I skipped one. A few weeks ago I played like I took up the game the week beforehand, so there was nothing to offer you from that disaster.
Today’s round is a different story. The lesson is that with no increase in skill, you can shoot lower scores if you learn how to play the game.
I call this the Floyd Rule, stated by Raymond Floyd in his valuable book, The Elements of Scoring.
“If I were given your physical game, and we had a match, I would beat you 99 times out 100 times because I know how to play the game better than you do.”
Knowing how to play the game breaks down into three general areas:
1. Being in a situation where you really do not know what to do.
2. Being in a situation where you make the wrong decision.
3. Being in a situation where you forget to do something you know you should do.
If it’s number 1, remember it, then try to re-create that situation on the practice ground so the next time you know what to do and can do it successfully. Basically, it’s not letting the course hand you a problem you don’t have a solution for.
Number 2 is a matter of getting more experience. You played a shot you thought would work, but clearer thinking would have told you either that a different one would have worked out better, or the shot you played should have been avoided.
Number 3 is also a matter of experience, but in this case about establishing good habits so you never overlook a factor that is totally under your control.
Yesterday I shot a 44—two pars and a double bogey.
Mistake #1: On the 7th hole, putting across a radically sloping green, that I knew sloped radically, I failed to play enough break on my approach putt on a putt I have had before. The ball passed about six inches in front of the hole and on its way downhill to the left about seven feet. Missed that one coming back. I had the pace, but not the line. One stroke lost, number 3 error.
Mistake #2: On the next hole I had a slam dunk chip to a pin 15 feet away, uphill, to a green that again slopes dramatically from front to back. I got too delicate and left the ball too short. Down in two putts instead of one. One stroke lost, number 3 error.
Mistake #3: On the 9th, lying about 60 yards from the green on a gentle downslope on the left edge of the fairway, I decided to chip and run with a 9-iron rather than flying on with a sand wedge. Safer shot, and all that. I hit the c&r to the left and it bounced its way into the rough, not reaching the green. Should have pitched on. That was my third shot on a long par 4, and it took me three to get down from there. One stroke lost, number 2 error.
Those were three strokes lost not because of bad shot-making, so much, but because of bad thinking.

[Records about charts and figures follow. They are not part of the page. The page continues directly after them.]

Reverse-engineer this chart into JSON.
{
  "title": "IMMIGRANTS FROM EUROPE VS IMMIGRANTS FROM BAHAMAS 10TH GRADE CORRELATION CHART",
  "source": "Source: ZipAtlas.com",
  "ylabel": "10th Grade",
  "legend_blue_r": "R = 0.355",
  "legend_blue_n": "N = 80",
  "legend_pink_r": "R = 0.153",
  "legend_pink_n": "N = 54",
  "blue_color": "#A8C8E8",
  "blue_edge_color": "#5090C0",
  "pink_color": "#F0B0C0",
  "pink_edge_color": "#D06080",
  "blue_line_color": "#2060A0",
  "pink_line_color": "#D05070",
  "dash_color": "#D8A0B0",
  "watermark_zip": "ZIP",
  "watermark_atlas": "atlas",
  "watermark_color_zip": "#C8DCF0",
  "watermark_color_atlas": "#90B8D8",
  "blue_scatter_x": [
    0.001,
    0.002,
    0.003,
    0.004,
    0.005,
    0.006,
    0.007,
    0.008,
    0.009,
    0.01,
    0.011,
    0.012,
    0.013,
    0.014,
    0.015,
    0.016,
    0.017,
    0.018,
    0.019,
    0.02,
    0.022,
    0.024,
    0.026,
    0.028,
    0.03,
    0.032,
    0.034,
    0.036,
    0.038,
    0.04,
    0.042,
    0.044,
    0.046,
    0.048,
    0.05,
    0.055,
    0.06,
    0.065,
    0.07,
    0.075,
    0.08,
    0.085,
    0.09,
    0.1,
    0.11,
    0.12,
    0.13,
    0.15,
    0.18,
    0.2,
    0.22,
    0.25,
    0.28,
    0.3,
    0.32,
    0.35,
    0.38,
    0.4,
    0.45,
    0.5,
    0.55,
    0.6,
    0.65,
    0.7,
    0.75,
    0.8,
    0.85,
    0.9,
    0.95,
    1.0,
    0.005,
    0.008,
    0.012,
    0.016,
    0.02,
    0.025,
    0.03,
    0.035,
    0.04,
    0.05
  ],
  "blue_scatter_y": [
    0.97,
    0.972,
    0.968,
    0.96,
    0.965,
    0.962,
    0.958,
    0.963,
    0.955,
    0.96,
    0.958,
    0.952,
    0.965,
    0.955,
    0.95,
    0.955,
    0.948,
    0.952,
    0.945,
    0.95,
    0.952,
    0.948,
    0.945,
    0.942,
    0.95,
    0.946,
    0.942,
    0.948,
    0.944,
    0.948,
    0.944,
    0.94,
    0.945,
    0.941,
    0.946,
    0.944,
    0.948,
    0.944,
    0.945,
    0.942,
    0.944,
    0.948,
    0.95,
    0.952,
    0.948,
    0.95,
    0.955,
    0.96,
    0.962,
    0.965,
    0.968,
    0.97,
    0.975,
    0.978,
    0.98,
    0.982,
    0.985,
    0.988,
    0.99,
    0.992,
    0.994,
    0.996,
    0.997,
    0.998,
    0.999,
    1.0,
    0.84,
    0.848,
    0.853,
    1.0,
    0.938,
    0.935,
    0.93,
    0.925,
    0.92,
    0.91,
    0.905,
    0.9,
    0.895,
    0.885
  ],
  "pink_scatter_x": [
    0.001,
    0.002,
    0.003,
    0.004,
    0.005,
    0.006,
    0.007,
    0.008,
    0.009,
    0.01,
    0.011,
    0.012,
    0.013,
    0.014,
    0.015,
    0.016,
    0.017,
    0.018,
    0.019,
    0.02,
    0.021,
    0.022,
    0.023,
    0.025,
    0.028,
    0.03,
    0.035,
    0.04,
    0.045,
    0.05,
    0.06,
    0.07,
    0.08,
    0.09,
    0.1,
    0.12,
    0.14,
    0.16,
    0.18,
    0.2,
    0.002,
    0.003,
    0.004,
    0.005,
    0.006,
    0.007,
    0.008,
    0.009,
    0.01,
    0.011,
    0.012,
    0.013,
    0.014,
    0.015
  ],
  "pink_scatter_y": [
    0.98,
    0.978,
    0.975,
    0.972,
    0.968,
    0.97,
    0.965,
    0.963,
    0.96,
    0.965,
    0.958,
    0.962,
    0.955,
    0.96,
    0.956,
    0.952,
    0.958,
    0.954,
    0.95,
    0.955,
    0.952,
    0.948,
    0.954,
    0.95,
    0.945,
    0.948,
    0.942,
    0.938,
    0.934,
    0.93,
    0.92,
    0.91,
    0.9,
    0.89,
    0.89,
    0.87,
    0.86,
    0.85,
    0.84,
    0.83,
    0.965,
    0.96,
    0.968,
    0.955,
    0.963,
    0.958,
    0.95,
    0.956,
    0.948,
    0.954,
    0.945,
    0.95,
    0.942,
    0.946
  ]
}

There was one other, but I can’t really say it cost me a stroke. I putted from off the green from about 40 feet, but was so concerned about the turf the ball had to cover before the ball got to the green, I forgot to line up the shot. It finished hole-high, eight feet to the right. Eight feet!
There’s no guarantee I would have gotten down in two from there so I won’t count it, but still …
There are no “if onlys” in golf. I shot what I shot, and that score represents how I played in every respect. But just by having a better mind I could have shot three, maybe four, strokes lower.
You’re a better golfer right now than you think you are. If you just think.